The suits allege waters were so rough that “an improperly secured deck chair on the upper deck of the vessel crashed into the glass partition above the dining area, raining down shards of broken glass that narrowly missed the guests but caused severe emotional distress over the likelihood of being injured.”
The lawyer for the yacht company told CBC strong winds are common at that time of year, adding that sea swells were hitting two metres, but the boat was never in any danger.
With the voyage set to end on Jan. 1, the claims allege the captain declined to allow anyone off the boat at the island of Exhuma because of rough waters, which led to another 18 hours of sailing back to Nassau on open ocean — an act of “false imprisonment” that resulted in “panic attacks, trauma and fear of death by drowning.”
News of the lawsuits connected to Melnyk, who has owned the Senators since 2003 and been a resident of Barbados since the 1990s, turned some of the attention away from his young team’s promising end to another playoff-less campaign that culminated with a surge up the standings.
Led by the likes of Brady Tkachuk, Tim Stutzle and Thomas Chabot, the future appears bright in the nation’s capital.
Ottawa was a double-overtime goal in Game 7 away from reaching the Cup final four years, but highlights have been few and far between since — often with Melnyk at the centre of the storm.
It started ahead of Ottawa’s showcase outdoor game in December 2017 when he mused the team might be forced to relocate if attendance didn’t increase.
With some fans furious at ownership, four billboards with the #MelnykOut hash tag went up at four locations across the city thanks to a GoFundMe campaign that raised more than $10,000 in less than a month as attendance issues persisted.
In May 2018, then-Senators assistant GM Randy Lee was charged with second-degree harassment after allegedly making lewd comments and rubbing the shoulders of a 19-year-old male hotel shuttle driver in Buffalo during the NHL’s pre-draft combine. He was suspended by the team in June and stepped down in August. Both the team and Lee eventually settled the lawsuit out of court.
A month later, news emerged that the wife of Senators captain Erik Karlsson had filed an order of protection against the fiancee of Senators forward Mike Hoffman, alleging harassment and cyberbullying.
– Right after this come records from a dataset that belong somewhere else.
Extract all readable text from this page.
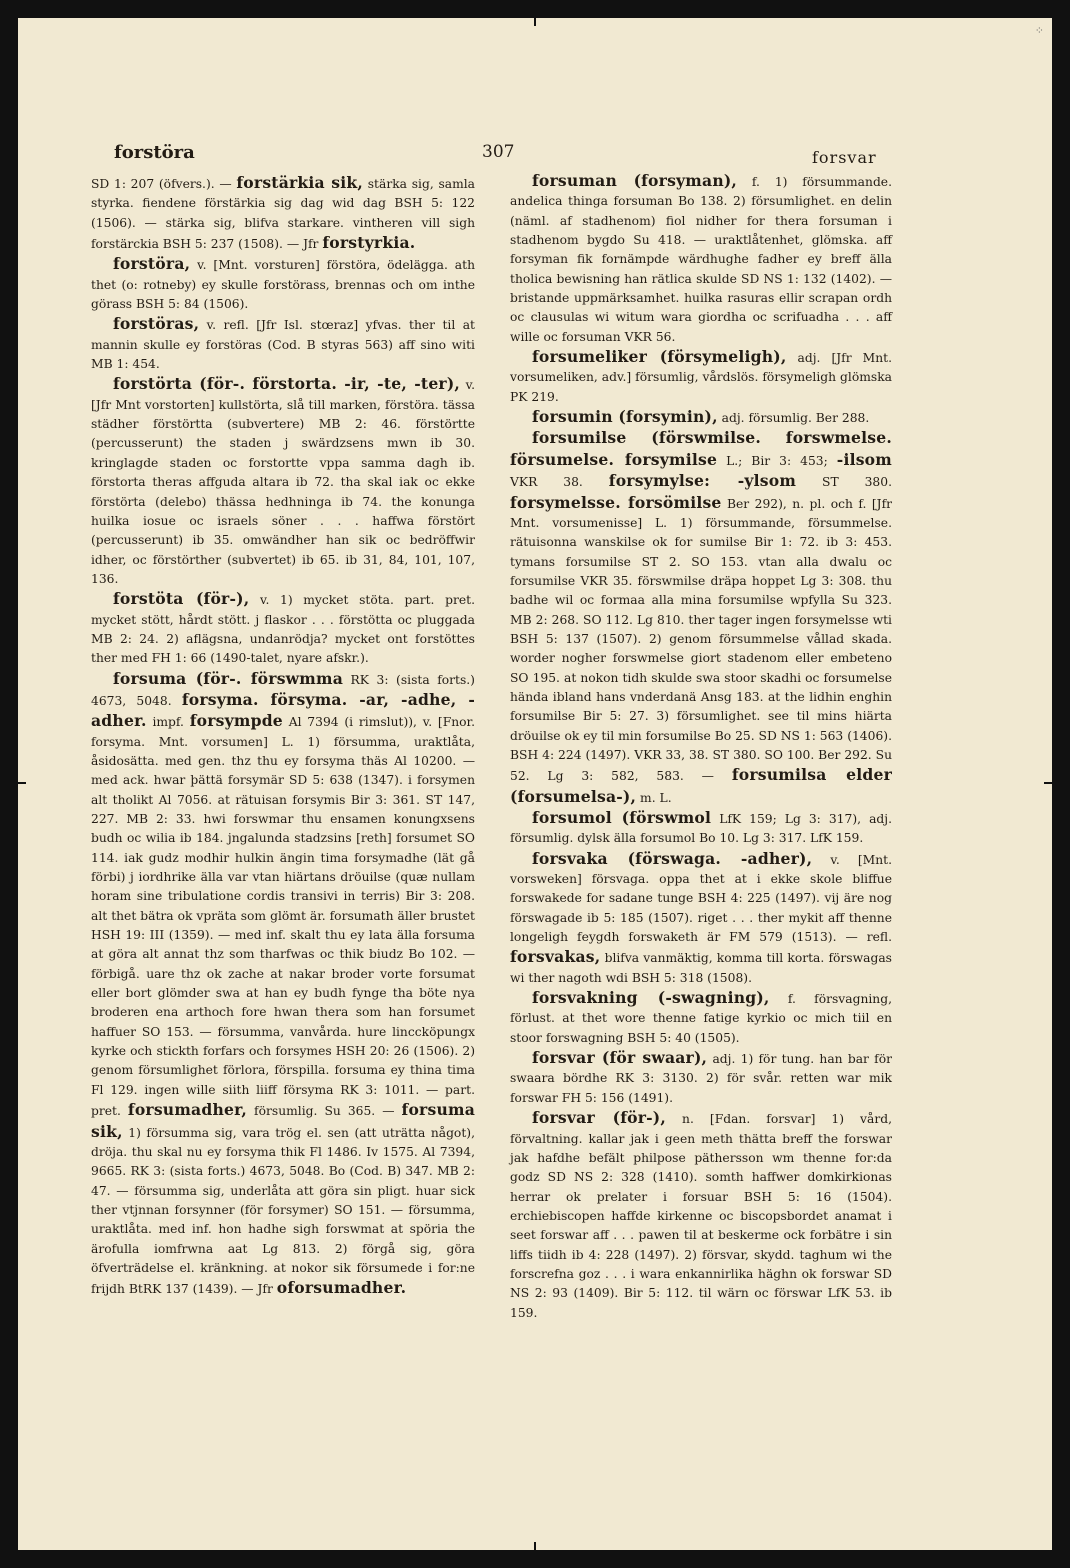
⁘
forstöra	307	forsvar

SD 1: 207 (öfvers.). — forstärkia sik, stärka sig, samla styrka. fiendene förstärkia sig dag wid dag BSH 5: 122 (1506). — stärka sig, blifva starkare. vintheren vill sigh forstärckia BSH 5: 237 (1508). — Jfr forstyrkia.

forstöra, v. [Mnt. vorsturen] förstöra, ödelägga. ath thet (o: rotneby) ey skulle forstörass, brennas och om inthe görass BSH 5: 84 (1506).

forstöras, v. refl. [Jfr Isl. stœraz] yfvas. ther til at mannin skulle ey forstöras (Cod. B styras 563) aff sino witi MB 1: 454.

forstörta (för-. förstorta. -ir, -te, -ter), v. [Jfr Mnt vorstorten] kullstörta, slå till marken, förstöra. tässa städher förstörtta (subvertere) MB 2: 46. förstörtte (percusserunt) the staden j swärdzsens mwn ib 30. kringlagde staden oc forstortte vppa samma dagh ib. förstorta theras affguda altara ib 72. tha skal iak oc ekke förstörta (delebo) thässa hedhninga ib 74. the konunga huilka iosue oc israels söner . . . haffwa förstört (percusserunt) ib 35. omwändher han sik oc bedröffwir idher, oc förstörther (subvertet) ib 65. ib 31, 84, 101, 107, 136.

forstöta (för-), v. 1) mycket stöta. part. pret. mycket stött, hårdt stött. j flaskor . . . förstötta oc pluggada MB 2: 24. 2) aflägsna, undanrödja? mycket ont forstöttes ther med FH 1: 66 (1490-talet, nyare afskr.).

forsuma (för-. förswmma RK 3: (sista forts.) 4673, 5048. forsyma. försyma. -ar, -adhe, -adher. impf. forsympde Al 7394 (i rimslut)), v. [Fnor. forsyma. Mnt. vorsumen] L. 1) försumma, uraktlåta, åsidosätta. med gen. thz thu ey forsyma thäs Al 10200. — med ack. hwar þättä forsymär SD 5: 638 (1347). i forsymen alt tholikt Al 7056. at rätuisan forsymis Bir 3: 361. ST 147, 227. MB 2: 33. hwi forswmar thu ensamen konungxsens budh oc wilia ib 184. jngalunda stadzsins [reth] forsumet SO 114. iak gudz modhir hulkin ängin tima forsymadhe (lät gå förbi) j iordhrike älla var vtan hiärtans dröuilse (quæ nullam horam sine tribulatione cordis transivi in terris) Bir 3: 208. alt thet bätra ok vpräta som glömt är. forsumath äller brustet HSH 19: III (1359). — med inf. skalt thu ey lata älla forsuma at göra alt annat thz som tharfwas oc thik biudz Bo 102. — förbigå. uare thz ok zache at nakar broder vorte forsumat eller bort glömder swa at han ey budh fynge tha böte nya broderen ena arthoch fore hwan thera som han forsumet haffuer SO 153. — försumma, vanvårda. hure linccköpungx kyrke och stickth forfars och forsymes HSH 20: 26 (1506). 2) genom försumlighet förlora, förspilla. forsuma ey thina tima Fl 129. ingen wille siith liiff försyma RK 3: 1011. — part. pret. forsumadher, försumlig. Su 365. — forsuma sik, 1) försumma sig, vara trög el. sen (att uträtta något), dröja. thu skal nu ey forsyma thik Fl 1486. Iv 1575. Al 7394, 9665. RK 3: (sista forts.) 4673, 5048. Bo (Cod. B) 347. MB 2: 47. — försumma sig, underlåta att göra sin pligt. huar sick ther vtjnnan forsynner (för forsymer) SO 151. — försumma, uraktlåta. med inf. hon hadhe sigh forswmat at spöria the ärofulla iomfrwna aat Lg 813. 2) förgå sig, göra öfverträdelse el. kränkning. at nokor sik försumede i for:ne frijdh BtRK 137 (1439). — Jfr oforsumadher.

forsuman (forsyman), f. 1) försummande. andelica thinga forsuman Bo 138. 2) försumlighet. en delin (näml. af stadhenom) fiol nidher for thera forsuman i stadhenom bygdo Su 418. — uraktlåtenhet, glömska. aff forsyman fik fornämpde wärdhughe fadher ey breff älla tholica bewisning han rätlica skulde SD NS 1: 132 (1402). — bristande uppmärksamhet. huilka rasuras ellir scrapan ordh oc clausulas wi witum wara giordha oc scrifuadha . . . aff wille oc forsuman VKR 56.

forsumeliker (försymeligh), adj. [Jfr Mnt. vorsumeliken, adv.] försumlig, vårdslös. försymeligh glömska PK 219.

forsumin (forsymin), adj. försumlig. Ber 288.

forsumilse (förswmilse. forswmelse. försumelse. forsymilse L.; Bir 3: 453; -ilsom VKR 38. forsymylse: -ylsom ST 380. forsymelsse. forsömilse Ber 292), n. pl. och f. [Jfr Mnt. vorsumenisse] L. 1) försummande, försummelse. rätuisonna wanskilse ok for sumilse Bir 1: 72. ib 3: 453. tymans forsumilse ST 2. SO 153. vtan alla dwalu oc forsumilse VKR 35. förswmilse dräpa hoppet Lg 3: 308. thu badhe wil oc formaa alla mina forsumilse wpfylla Su 323. MB 2: 268. SO 112. Lg 810. ther tager ingen forsymelsse wti BSH 5: 137 (1507). 2) genom försummelse vållad skada. worder nogher forswmelse giort stadenom eller embeteno SO 195. at nokon tidh skulde swa stoor skadhi oc forsumelse hända ibland hans vnderdanä Ansg 183. at the lidhin enghin forsumilse Bir 5: 27. 3) försumlighet. see til mins hiärta dröuilse ok ey til min forsumilse Bo 25. SD NS 1: 563 (1406). BSH 4: 224 (1497). VKR 33, 38. ST 380. SO 100. Ber 292. Su 52. Lg 3: 582, 583. — forsumilsa elder (forsumelsa-), m. L.

forsumol (förswmol LfK 159; Lg 3: 317), adj. försumlig. dylsk älla forsumol Bo 10. Lg 3: 317. LfK 159.

forsvaka (förswaga. -adher), v. [Mnt. vorsweken] försvaga. oppa thet at i ekke skole bliffue forswakede for sadane tunge BSH 4: 225 (1497). vij äre nog förswagade ib 5: 185 (1507). riget . . . ther mykit aff thenne longeligh feygdh forswaketh är FM 579 (1513). — refl. forsvakas, blifva vanmäktig, komma till korta. förswagas wi ther nagoth wdi BSH 5: 318 (1508).

forsvakning (-swagning), f. försvagning, förlust. at thet wore thenne fatige kyrkio oc mich tiil en stoor forswagning BSH 5: 40 (1505).

forsvar (för swaar), adj. 1) för tung. han bar för swaara bördhe RK 3: 3130. 2) för svår. retten war mik forswar FH 5: 156 (1491).

forsvar (för-), n. [Fdan. forsvar] 1) vård, förvaltning. kallar jak i geen meth thätta breff the forswar jak hafdhe befält philpose päthersson wm thenne for:da godz SD NS 2: 328 (1410). somth haffwer domkirkionas herrar ok prelater i forsuar BSH 5: 16 (1504). erchiebiscopen haffde kirkenne oc biscopsbordet anamat i seet forswar aff . . . pawen til at beskerme ock forbätre i sin liffs tiidh ib 4: 228 (1497). 2) försvar, skydd. taghum wi the forscrefna goz . . . i wara enkannirlika häghn ok forswar SD NS 2: 93 (1409). Bir 5: 112. til wärn oc förswar LfK 53. ib 159.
Hoffman was traded a week later.
And just prior to the Lee and Karlsson-Hoffman stories breaking, franchise icon Daniel Alfredsson was quoted by a blogger saying he hoped the team would be sold to ensure its future in Ottawa. The blogger opted to publish the quote after Alfredsson told the writer they were off the record.
Prior to training camp that fall, defenceman Mark Borowiecki and Melnyk appeared in an awkward team-produced video focusing on the franchise’s rebuild that went viral. With just one year left on his contract and after he didn’t accept an offer for an extension over the summer, Karlsson was dealt to the San Jose Sharks for four players and two draft picks shortly thereafter.
A report then emerged in November 2018 about a video from an Uber vehicle featuring seven Senators players discussing their ineffective systems and mocking assistant coach Martin Raymond.
Despite all the drama, fans were still buoyed by the fact the team was working toward securing a downtown arena to replace Canadian Tire Centre, which is located in suburban Kanata, far from city’s core.
But that deal to redevelop the Lebreton Flats site fell through as Melnyk and his former partners on the project started suing each other. Since then, Melnyk has been involved in more lawsuits, including separate claims involving his private jet and a Connecticut casino.
The team has also burned through a number of high-ranking executives since Cyril Leeder, a member of the organization since 1992, was abruptly fired in January 2017.